L’état des routes est montré du doigt, la qualité des services dans les ports et aéroports sont décriés comme des facteurs de risques très dommageables à l’investissement privé. Et les auteurs incriminent sans détour la responsabilité du gouvernement et les incompétences dans la gouvernance du secteur du transport et des infrastructures liées, souvent obsolètes, mal entretenues et mal gérées. Les délais d’attente et les surcoûts liés aux transports sont décriés dans le rapport et soulignés comme entraves qui limitent l’attractivité du pays pour les investisseurs internationaux.
Fitch accorde à la Tunisie la note de 46,9%, le plaçant dans la 11e position au sein des pays du MENA (18 pays) et 106e à l’échelle des 201 pays de la planète.
Criminalité et insécurité : frontières «poreuses»…
Le rapport Fitch note l’insécurité liée aux frontières, peu contrôlées, peu gouvernées, et souligne les risques liés à la guerre civile en Libye.
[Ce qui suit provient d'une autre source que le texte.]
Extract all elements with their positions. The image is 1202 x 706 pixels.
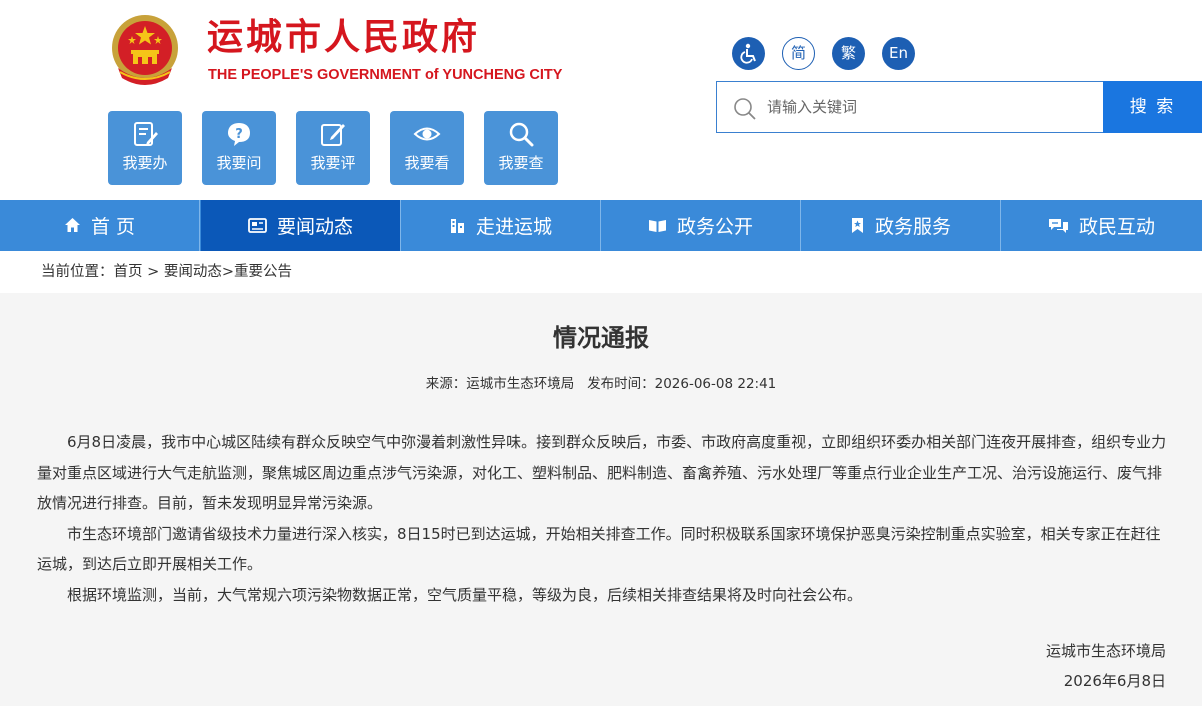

Le terrorisme, la contrebande et les trafics mafieux sont considérés comme des risques qui pèsent fortement sur le climat des affaires et sur la paix sociale en Tunisie.
Les externalités négatives liées à la guerre en Libye sont notées comme de vrais risques et menaces affectant les investissements notamment les régions isolées et frontalières.
Fitch déplore aussi que la Tunisie présente des risques liés aux crimes financiers, ajoutant que le gouvernement n’a pas adhéré aux conventions et standards internationaux régissant la reddition des comptes et la structuration des livres et registres comptables en vigueur pour réglementer les affaires et les investissements.
En même temps, Fitch note que la Tunisie est parmi les rares pays du MENA à considérer la cybercriminalité comme une menace économique, allant jusqu’à légiférer à ce sujet.
En somme, Fitch accorde à la Tunisie une notre de 46,7/100, contre une moyenne de 43,9% pour les pays du MENA. La Tunisie arrive 9e parmi les 18 pays du MENA et 105e parmi les 201 pays de la communauté internationale.
Risques opérationnels agrégés : en deçà de la moyenne; le gouvernement doit agir!
Fitch agrège l’ensemble des risques mesurés en un indice composite agrégé allant de 0=trop de risque) à 100=sans risque. Les cinq composantes des risques sont aussi constituées, chacune d’un sous-ensemble d’indices mesurés (avec au total 24 sous-indices). Fitch présente sa grille de mesure et sa méthode dans l’annexe du rapport.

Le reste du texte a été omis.